Kunstbeleid zou naast het invullen het vergroten van het kunstzinnig vermogen en de kunstzinnige ruimte tot doel kunnen hebben. In de grotere steden behelst dit onder andere het bieden van tegenwicht aan de dominante commerciële fucntie en de neiging tot overoptimalisatie van een gebied.

Valkuil 5: Overgevoeligheid voor hypes en trends

De verleiding tot het omarmen van externe hypes en trends is groot, temeer daar het moeilijk is om het wezen van kunst en cultuur vast te pakken. Er is natuurlijk niets mis om een open oog te hebben voor actuele en externe ontwikkelingen. Het leidt tot doelen als cultureel ondernemerschap, inclusiviteit, diversiteit, participatie, wijkgericht werken, interdisciplinair, ecosysteem, ketensamenwerking en nog veel meer. Een lange lijst van termen, die slechts beleidsdiarree zijn wanneer er geen groter idee aan ten grondslag ligt. Dat is niet zomaar kopiëren wat er elders gebeurt. Als dansers graag optreden op live muziek dan weten ze echt wel een orkest of een band te vinden. De vraag is of beleid hier echt een fucntie heeft. Verschillende disciplines worden bij elkaar gebracht in een organisatie, terwijl ze elkaar inhoudelijk niets te bieden hebben. Beleidsmatig alle cultuur onder een organisatorische paraplu, beleidsmatig en ambtelijk logisch. Keramiek en modern jazz in één gebouw, waar ze slechts de kapstok delen.

Valkuil 6: Het stellen van afgeleide doelen

Terwijl het benoemen van kunst en cultuur zelf achterwege blijft worden juist wel afgeleide doelen geformuleerd. Kunst en cultuur in dienst van, als middel om andere maatschappelijke doelen te verwezenlijken. Door het opdragen van extra maatschappelijke taken wordt legitimiteit verkregen, wat past in een klimaat waar het draagvlak voor kunst zwak is en wat gericht is op zuinigheid en verantwoording.
Kunst als interventie in moeilijke stadswijken, voor welzijn, sport, preventie en veiligheid, als therapie, om verbinding te brengen. Het is een lange lijst op weg naar het sociale utopia waar kunst en cultuur aan moet bijdragen. Echter, kan kunst en cultuur dit echt allemaal waarmaken? Is dit waar kunst en cultuur over gaat?

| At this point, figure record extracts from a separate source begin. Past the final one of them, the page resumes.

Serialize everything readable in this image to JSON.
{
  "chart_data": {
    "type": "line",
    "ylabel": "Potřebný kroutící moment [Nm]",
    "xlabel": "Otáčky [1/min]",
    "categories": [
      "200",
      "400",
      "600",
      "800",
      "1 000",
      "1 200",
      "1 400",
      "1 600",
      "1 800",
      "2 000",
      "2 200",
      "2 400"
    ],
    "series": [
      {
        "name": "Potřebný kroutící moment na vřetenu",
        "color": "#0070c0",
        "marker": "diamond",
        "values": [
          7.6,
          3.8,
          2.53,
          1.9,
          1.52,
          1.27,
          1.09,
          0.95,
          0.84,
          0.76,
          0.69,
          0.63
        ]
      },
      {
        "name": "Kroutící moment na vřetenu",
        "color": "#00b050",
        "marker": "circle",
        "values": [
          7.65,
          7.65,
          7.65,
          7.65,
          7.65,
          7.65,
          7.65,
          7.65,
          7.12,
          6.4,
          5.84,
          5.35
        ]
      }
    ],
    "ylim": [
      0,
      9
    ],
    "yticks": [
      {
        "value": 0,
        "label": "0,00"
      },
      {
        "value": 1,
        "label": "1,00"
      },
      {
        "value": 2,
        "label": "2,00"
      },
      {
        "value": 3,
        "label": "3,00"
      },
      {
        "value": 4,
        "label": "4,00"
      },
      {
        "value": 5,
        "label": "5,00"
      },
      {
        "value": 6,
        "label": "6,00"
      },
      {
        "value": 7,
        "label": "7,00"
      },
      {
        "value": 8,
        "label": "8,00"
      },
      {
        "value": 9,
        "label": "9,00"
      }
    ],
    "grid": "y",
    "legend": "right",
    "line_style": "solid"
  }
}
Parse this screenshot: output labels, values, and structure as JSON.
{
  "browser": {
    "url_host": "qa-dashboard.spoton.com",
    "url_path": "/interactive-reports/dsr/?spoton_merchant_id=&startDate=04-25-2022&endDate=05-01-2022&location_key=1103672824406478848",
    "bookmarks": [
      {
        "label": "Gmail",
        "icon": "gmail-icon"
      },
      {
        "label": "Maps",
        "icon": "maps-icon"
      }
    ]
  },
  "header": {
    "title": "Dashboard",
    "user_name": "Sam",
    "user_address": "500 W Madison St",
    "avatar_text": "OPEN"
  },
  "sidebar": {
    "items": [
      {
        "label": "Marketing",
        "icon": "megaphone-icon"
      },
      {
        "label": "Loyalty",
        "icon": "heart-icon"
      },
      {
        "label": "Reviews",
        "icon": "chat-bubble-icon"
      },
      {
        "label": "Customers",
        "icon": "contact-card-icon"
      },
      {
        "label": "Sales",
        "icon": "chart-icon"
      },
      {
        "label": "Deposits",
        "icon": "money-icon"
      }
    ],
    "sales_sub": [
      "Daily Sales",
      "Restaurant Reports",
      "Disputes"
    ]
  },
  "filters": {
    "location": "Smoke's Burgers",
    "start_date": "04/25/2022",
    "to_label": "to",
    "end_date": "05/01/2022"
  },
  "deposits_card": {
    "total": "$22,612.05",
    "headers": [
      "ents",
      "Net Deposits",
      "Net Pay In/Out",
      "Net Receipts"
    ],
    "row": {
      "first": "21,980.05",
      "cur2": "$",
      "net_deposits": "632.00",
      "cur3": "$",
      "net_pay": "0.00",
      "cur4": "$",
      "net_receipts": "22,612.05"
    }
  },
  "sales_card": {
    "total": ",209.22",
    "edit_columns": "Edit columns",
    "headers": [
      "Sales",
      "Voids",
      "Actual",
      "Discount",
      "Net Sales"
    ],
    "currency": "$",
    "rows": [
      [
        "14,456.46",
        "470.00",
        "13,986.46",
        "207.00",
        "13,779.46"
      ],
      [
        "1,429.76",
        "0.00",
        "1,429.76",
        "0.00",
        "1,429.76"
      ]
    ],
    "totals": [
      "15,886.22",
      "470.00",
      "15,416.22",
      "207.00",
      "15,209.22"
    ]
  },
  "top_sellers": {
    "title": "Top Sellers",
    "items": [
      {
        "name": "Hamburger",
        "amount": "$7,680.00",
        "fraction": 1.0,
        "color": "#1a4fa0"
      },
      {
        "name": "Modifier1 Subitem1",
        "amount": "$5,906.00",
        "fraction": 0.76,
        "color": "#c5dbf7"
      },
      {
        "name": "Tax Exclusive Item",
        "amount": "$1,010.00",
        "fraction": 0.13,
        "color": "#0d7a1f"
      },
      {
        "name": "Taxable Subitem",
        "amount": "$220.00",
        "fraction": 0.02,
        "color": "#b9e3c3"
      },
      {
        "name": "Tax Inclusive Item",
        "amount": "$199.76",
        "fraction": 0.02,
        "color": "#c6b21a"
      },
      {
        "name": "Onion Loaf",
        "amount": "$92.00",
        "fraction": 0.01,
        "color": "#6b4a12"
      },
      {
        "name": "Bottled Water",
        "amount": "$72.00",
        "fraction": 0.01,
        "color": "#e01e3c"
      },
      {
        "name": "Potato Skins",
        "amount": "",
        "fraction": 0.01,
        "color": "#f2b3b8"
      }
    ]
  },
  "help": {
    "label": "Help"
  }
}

Kunst en cultuur wordt zelf een afgeleid doel wanneer het onderdeel wordt van het streven naar een aantrekkelijke leefomgeving of het prestige van een stad. In een nieuwe wijk verzorgt het culturele centrum een deel van de invulling naast de school, kinderopvang en de supermarkt. Cultuur en kunst wordt dankbaar ingezet voor city promotie, marketing en verkoop van huizen.

Een nieuw cultuurcentrum draagt bij aan het prestige van de gemeente. Echter, een hoge investering in 'de bakstenen' is nog geen kunst of cultuur. Het gaat om wat er binnen gebeurt. Hoge bouwkosten en budgetoverschrijdingen leiden er meer dan eens toe dat er nauwelijks geld overblijft voor de kunst en cultuur zelf. Er volgt dan een opdracht om populair te programmeren, met een aanbod dat vooral is gericht op het binnenharken van de broodnodige inkomsten. Een gebouw kan zo architectonisch ingekleurd en perfect zijn dat het het creatieproces in de weg staat. De architect was de kunstenaar, nu is het af.

Valkuil 7: Geen focus op de waarde van de kunst

Ogenschijnlijk lijkt een brede functie voor kunst en cultuur een nobel streven. Een kunstenaar is echter geen maatschappelijk werker. De keerzijde is dat de intrinsieke waarde van kunst en cultuur buiten beeld raakt en er een artistieke drive mist om te presteren. Het artistieke niveau telt niet echt, het gaat om geloofwaardig bezig te zijn op de afgeleide doelen.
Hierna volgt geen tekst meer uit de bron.